As the number of people reporting the problem has grown, so have the concerns of the users, as the possibility of an error on part of the user was diminishing. One or two isolated incidents are always more likely to be an infected computer or something similar, but a dozen or so users reporting the same scenario are a cause for concern.

Several posters have started leaning towards the idea that this could be some sort of internal leak or security breech on PokerStars side, although without any real evidence to back up the claims. That being said, it is clear that something very strange and unusual is going on.

Accounts coming under attack are, naturally, only those using one layer of protection, e.g. not using PIN or RSA security tokens. As it became clear after reading the thread, many users were not even aware of these options. The fact of the matter is, many of PokerStars players are not that much into technology and don't really expect something like this to happen to them. This still doesn't answer the question how the hackers obtained the passwords in the first place, especially seeing that users reporting the hacks were not connected in any way.

PokerStars response

It took a while, but the official PokerStars response was finally posted in the thread yesterday by PokerStars Michael J, the company representative and PR on the forums. Unfortunately, the answer did not contain too much new information that wasn't already contained in numerous emails sent back and forth between the PokerStars and the victims.

It was stated that there was no evidence found to support the idea that the PokerStars database has been compromised and that the information stored within is protected using hashing technique, which is even more advanced than the standard encryption.

Elaborating on 'obvious' flags that should have been raised in these instances, PokerStars representative explained that these are, in fact, very common occurrences and that if they conducted their security procedures using these flags, they would have a big number of 'false positives'.

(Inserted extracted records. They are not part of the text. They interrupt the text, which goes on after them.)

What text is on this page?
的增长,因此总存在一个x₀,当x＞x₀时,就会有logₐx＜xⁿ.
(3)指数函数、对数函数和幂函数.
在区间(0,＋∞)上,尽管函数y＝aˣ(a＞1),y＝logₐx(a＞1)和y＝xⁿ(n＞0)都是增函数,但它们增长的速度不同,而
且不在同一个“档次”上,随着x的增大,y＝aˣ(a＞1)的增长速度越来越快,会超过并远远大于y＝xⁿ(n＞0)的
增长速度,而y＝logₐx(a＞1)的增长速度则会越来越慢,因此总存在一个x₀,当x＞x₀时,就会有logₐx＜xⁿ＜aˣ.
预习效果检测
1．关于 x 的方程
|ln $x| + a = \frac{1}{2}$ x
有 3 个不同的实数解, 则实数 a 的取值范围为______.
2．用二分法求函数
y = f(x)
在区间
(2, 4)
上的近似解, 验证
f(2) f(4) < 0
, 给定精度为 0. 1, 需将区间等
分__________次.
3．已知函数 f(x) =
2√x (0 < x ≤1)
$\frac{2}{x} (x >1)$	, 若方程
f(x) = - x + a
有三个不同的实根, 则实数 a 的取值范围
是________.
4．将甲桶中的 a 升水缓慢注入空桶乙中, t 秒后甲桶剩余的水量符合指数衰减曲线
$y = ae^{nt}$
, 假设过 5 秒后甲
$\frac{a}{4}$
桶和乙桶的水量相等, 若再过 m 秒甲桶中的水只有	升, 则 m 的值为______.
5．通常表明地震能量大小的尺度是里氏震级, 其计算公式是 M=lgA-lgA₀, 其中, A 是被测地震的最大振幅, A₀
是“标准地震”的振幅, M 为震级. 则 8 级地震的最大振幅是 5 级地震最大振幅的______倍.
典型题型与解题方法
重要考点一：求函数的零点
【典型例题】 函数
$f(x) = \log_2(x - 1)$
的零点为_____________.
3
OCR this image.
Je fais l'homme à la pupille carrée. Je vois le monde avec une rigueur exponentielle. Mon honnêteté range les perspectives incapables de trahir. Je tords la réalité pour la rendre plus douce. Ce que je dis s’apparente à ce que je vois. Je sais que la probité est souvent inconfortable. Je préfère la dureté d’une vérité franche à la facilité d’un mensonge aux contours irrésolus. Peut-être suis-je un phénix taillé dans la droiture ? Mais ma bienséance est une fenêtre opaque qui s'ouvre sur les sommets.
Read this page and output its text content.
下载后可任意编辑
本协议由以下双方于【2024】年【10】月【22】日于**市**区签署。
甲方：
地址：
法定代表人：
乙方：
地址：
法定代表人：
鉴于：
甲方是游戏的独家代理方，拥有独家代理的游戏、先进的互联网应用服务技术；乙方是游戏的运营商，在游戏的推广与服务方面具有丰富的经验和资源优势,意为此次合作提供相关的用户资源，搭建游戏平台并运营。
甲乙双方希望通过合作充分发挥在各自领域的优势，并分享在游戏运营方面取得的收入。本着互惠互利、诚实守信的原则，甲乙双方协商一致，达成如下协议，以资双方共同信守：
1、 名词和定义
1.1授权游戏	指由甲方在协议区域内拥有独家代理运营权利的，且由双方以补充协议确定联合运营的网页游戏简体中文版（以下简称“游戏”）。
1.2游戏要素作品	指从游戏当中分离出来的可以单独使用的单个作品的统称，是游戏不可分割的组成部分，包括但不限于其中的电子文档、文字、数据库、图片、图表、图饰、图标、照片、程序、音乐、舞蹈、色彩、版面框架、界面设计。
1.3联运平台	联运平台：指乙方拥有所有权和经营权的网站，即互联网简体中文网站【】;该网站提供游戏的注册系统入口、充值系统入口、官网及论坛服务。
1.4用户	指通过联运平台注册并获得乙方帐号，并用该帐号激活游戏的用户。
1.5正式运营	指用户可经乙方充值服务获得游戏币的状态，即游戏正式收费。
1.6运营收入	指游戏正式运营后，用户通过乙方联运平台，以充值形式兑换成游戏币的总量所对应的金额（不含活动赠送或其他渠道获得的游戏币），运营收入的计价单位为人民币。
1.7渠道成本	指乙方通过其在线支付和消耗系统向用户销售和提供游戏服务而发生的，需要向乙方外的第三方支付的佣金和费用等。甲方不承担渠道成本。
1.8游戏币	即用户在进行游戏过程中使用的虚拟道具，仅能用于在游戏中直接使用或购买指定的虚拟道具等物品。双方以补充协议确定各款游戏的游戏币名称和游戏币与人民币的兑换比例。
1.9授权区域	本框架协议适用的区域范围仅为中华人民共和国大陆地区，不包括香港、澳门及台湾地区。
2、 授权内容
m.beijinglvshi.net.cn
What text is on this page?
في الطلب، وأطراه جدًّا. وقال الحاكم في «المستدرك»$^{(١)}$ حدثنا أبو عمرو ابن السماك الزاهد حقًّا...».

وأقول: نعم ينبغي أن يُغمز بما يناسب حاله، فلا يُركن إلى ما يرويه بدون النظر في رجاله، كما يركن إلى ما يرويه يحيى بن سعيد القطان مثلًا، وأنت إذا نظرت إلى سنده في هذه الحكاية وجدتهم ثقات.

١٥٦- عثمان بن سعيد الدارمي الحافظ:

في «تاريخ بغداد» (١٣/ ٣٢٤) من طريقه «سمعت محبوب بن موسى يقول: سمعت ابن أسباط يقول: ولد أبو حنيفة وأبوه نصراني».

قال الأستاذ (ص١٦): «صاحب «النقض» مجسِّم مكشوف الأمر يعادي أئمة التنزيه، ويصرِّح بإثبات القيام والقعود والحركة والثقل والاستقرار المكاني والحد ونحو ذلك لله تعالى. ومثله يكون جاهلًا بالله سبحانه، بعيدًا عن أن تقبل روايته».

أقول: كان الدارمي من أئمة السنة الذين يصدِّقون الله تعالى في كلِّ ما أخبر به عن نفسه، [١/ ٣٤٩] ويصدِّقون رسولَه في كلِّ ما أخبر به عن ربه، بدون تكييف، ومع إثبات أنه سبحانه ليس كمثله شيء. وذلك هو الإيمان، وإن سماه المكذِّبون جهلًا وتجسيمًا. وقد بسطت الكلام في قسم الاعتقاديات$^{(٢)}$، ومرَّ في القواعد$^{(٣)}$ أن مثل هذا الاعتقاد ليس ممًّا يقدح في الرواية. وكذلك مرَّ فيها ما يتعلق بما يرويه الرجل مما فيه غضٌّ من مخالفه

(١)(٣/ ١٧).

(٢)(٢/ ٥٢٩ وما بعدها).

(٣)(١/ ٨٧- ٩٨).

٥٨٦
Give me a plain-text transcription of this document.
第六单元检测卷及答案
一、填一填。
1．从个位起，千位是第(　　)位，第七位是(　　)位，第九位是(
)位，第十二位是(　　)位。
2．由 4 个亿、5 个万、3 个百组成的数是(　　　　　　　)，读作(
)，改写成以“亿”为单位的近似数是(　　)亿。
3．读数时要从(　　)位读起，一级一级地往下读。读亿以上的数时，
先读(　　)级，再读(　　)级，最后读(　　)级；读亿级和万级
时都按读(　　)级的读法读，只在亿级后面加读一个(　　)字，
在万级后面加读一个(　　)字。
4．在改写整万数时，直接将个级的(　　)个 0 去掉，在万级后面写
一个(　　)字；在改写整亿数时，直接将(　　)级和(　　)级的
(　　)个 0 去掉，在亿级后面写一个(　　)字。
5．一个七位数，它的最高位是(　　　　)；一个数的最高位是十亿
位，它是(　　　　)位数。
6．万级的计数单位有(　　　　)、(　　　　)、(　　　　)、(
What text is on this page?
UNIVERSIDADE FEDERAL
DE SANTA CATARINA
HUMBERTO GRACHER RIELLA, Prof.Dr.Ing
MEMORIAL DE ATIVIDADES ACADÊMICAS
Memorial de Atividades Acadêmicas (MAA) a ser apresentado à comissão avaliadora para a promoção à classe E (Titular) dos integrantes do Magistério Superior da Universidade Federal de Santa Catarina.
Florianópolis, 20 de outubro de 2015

PokerStars Michael emphasized several times further in the thread, answering some of the users' questions, that in order to make their accounts as safe as possible, they should be using SMS Validation and / or PIN (which are both free), with RSA token being the ultimate protection measure, although it is not completely free to obtain.

It is a very long read, as the thread has nearly 400 posts and at the moment, this is an ongoing situation. There've been some claims that these incidents could have started as early as five months ago, but with lesser frequency.

It is really hard to guess at this point what the investigation(s) will uncover, but the issue gathered a great number of players as it is clearly a very important one for the online poker community. We will try to keep you informed with any important developments and new findings as this whole matter (hopefully) moves closer to a resolution.